At a time when Congress was increasing premiums for Medicare recipients, lawmakers also approved two changes that will make it easier for HMOs and insurance companies to tap into the lucrative senior citizen market. According to the report, the health and insurance industries contributed nearly $12 million to political parties and congressional candidates.
Some industry representatives and congressional staff members denigrated Citizen Action as a group that is overly reliant on money from trial lawyers, a powerful constituency with its own legislative agenda.
"I don't know that Citizen Action can speak as a lone voice for consumers," said Richard Coorsh, a spokesman for the Health Insurance Association of America, a trade group.
"This is not quid pro quo money," said Fred Wertheimer, who runs Democracy 21, a group promoting campaign finance reform. "This is investment money where the interest groups put up large sums of money and then come back down the road seeking favors."
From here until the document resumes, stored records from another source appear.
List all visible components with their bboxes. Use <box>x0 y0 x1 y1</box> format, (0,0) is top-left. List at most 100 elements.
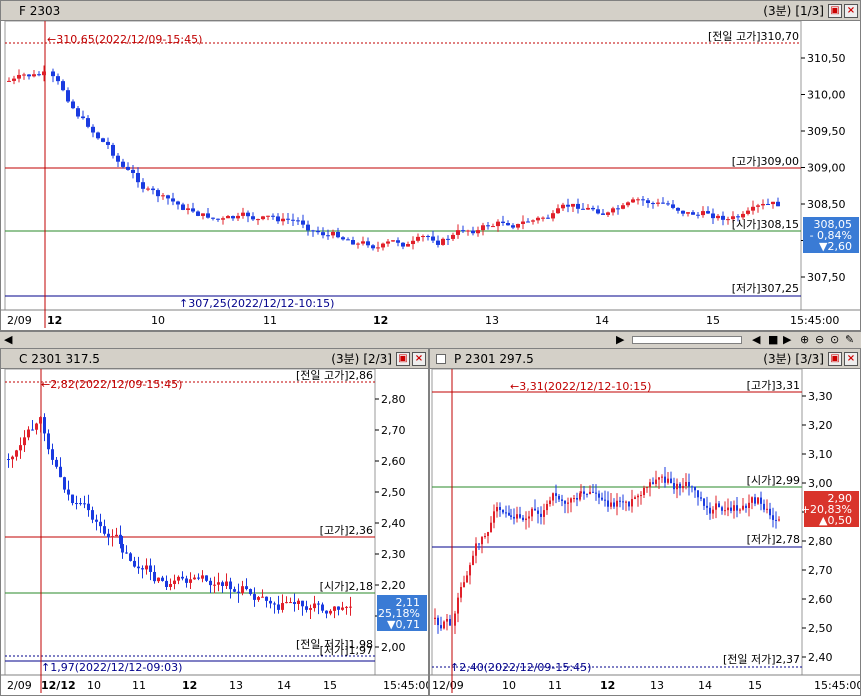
x-tick-label: 11 <box>263 314 277 327</box>
y-tick-label: 2,80 <box>808 535 833 548</box>
candle-body <box>679 483 681 489</box>
max-price-annotation: ←3,31(2022/12/12-10:15) <box>510 380 651 393</box>
candle-body <box>47 433 50 450</box>
candle-body <box>576 203 580 209</box>
futures-page: [1/3] <box>795 3 824 18</box>
candle-body <box>86 118 90 127</box>
candle-body <box>469 565 471 576</box>
candle-body <box>206 213 210 218</box>
futures-titlebar: F 2303 (3분) [1/3] ▣ × <box>1 1 860 21</box>
candle-body <box>91 510 94 520</box>
wrench-icon[interactable]: ✎ <box>845 333 854 346</box>
candle-body <box>706 211 710 214</box>
candle-body <box>237 591 240 594</box>
min-price-annotation: ↑2,40(2022/12/09-15:45) <box>450 661 591 674</box>
scroll-left-icon[interactable]: ◀ <box>4 333 12 346</box>
x-tick-label: 14 <box>277 679 291 692</box>
candle-body <box>341 607 344 610</box>
stop-icon[interactable]: ■ <box>768 333 778 346</box>
candle-body <box>682 486 684 489</box>
candle-body <box>540 513 542 517</box>
futures-candle-chart[interactable]: 310,50310,00309,50309,00308,50308,00307,… <box>1 21 860 330</box>
reset-icon[interactable]: ⊙ <box>830 333 839 346</box>
candle-body <box>87 503 90 511</box>
candle-body <box>451 234 455 239</box>
candle-body <box>551 213 555 219</box>
candle-body <box>487 532 489 536</box>
candle-body <box>712 509 714 514</box>
y-tick-label: 3,00 <box>808 477 833 490</box>
zoom-out-icon[interactable]: ⊖ <box>815 333 824 346</box>
candle-body <box>611 208 615 213</box>
close-icon[interactable]: × <box>412 351 426 366</box>
checkbox-icon[interactable] <box>436 353 446 364</box>
restore-icon[interactable]: ▣ <box>828 351 842 366</box>
candle-body <box>760 497 762 504</box>
candle-body <box>121 161 125 167</box>
candle-body <box>595 492 597 494</box>
candle-body <box>531 220 535 222</box>
candle-body <box>555 493 557 496</box>
candle-body <box>293 602 296 604</box>
candle-body <box>173 580 176 585</box>
candle-body <box>651 203 655 205</box>
candle-body <box>371 245 375 249</box>
x-tick-label: 10 <box>87 679 101 692</box>
candle-body <box>285 602 288 604</box>
candle-body <box>331 231 335 236</box>
candle-body <box>571 203 575 207</box>
close-icon[interactable]: × <box>844 351 858 366</box>
zoom-slider[interactable] <box>632 336 742 344</box>
play-icon[interactable]: ◀ <box>752 333 760 346</box>
candle-body <box>573 497 575 499</box>
candle-body <box>510 515 512 517</box>
candle-body <box>484 535 486 538</box>
high-label: [고가]3,31 <box>747 379 800 392</box>
candle-body <box>646 486 648 488</box>
y-tick-label: 310,00 <box>807 89 846 102</box>
candle-body <box>229 581 232 590</box>
x-tick-label: 2/09 <box>7 679 32 692</box>
candle-body <box>476 230 480 234</box>
close-icon[interactable]: × <box>844 3 858 18</box>
futures-period: (3분) <box>763 4 792 18</box>
candle-body <box>416 236 420 241</box>
candle-body <box>126 166 130 170</box>
candle-body <box>276 216 280 222</box>
restore-icon[interactable]: ▣ <box>828 3 842 18</box>
plot-area <box>431 369 803 676</box>
candle-body <box>486 225 490 227</box>
restore-icon[interactable]: ▣ <box>396 351 410 366</box>
candle-body <box>63 477 66 490</box>
candle-body <box>67 489 70 495</box>
high-label: [고가]309,00 <box>732 155 799 168</box>
low-label: [저가]307,25 <box>732 282 799 295</box>
candle-body <box>576 497 578 500</box>
candle-body <box>366 241 370 246</box>
put-candle-chart[interactable]: 3,303,203,103,002,902,802,702,602,502,40… <box>430 369 860 695</box>
candle-body <box>596 209 600 214</box>
scroll-right-icon[interactable]: ▶ <box>616 333 624 346</box>
x-tick-label: 14 <box>698 679 712 692</box>
candle-body <box>757 497 759 504</box>
candle-body <box>688 482 690 487</box>
chart-scrollbar[interactable]: ◀ ▶ ◀ ■ ▶ ⊕ ⊖ ⊙ ✎ <box>0 331 861 349</box>
zoom-in-icon[interactable]: ⊕ <box>800 333 809 346</box>
x-tick-label: 15:45:00 <box>383 679 428 692</box>
candle-body <box>537 510 539 514</box>
call-candle-chart[interactable]: 2,802,702,602,502,402,302,202,102,002/09… <box>1 369 428 695</box>
candle-body <box>772 515 774 520</box>
next-icon[interactable]: ▶ <box>783 333 791 346</box>
candle-body <box>186 208 190 210</box>
candle-body <box>549 500 551 504</box>
candle-body <box>96 132 100 139</box>
candle-body <box>189 579 192 583</box>
change-amount: ▲0,50 <box>819 514 852 527</box>
candle-body <box>676 207 680 211</box>
candle-body <box>221 582 224 586</box>
candle-body <box>664 476 666 483</box>
candle-body <box>337 606 340 610</box>
candle-body <box>81 116 85 119</box>
candle-body <box>146 188 150 190</box>
max-price-annotation: ←310,65(2022/12/09-15:45) <box>47 33 202 46</box>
Virtually every industry identified in the report has a long history of political giving, he said, and it is average Americans who pay the price.
"To the extent a particular interest gets a special tax break because of political money, every other taxpayer in the country winds up paying for it," said Wertheimer, former president of the citizen lobby group Common Cause.
But some analysts said it is difficult to say whether the industries cited out in the report actually fared well in the budget deal.
Robert D. Reischauer, a budget expert at the Brookings Institution, said the airline industry still faces a hefty tax and tobacco firms may end up paying $365 billion in the nationwide settlement.
"Maybe it's an accepted fact that those who give get heard," he said. "But being heard and being accommodated are two very different things."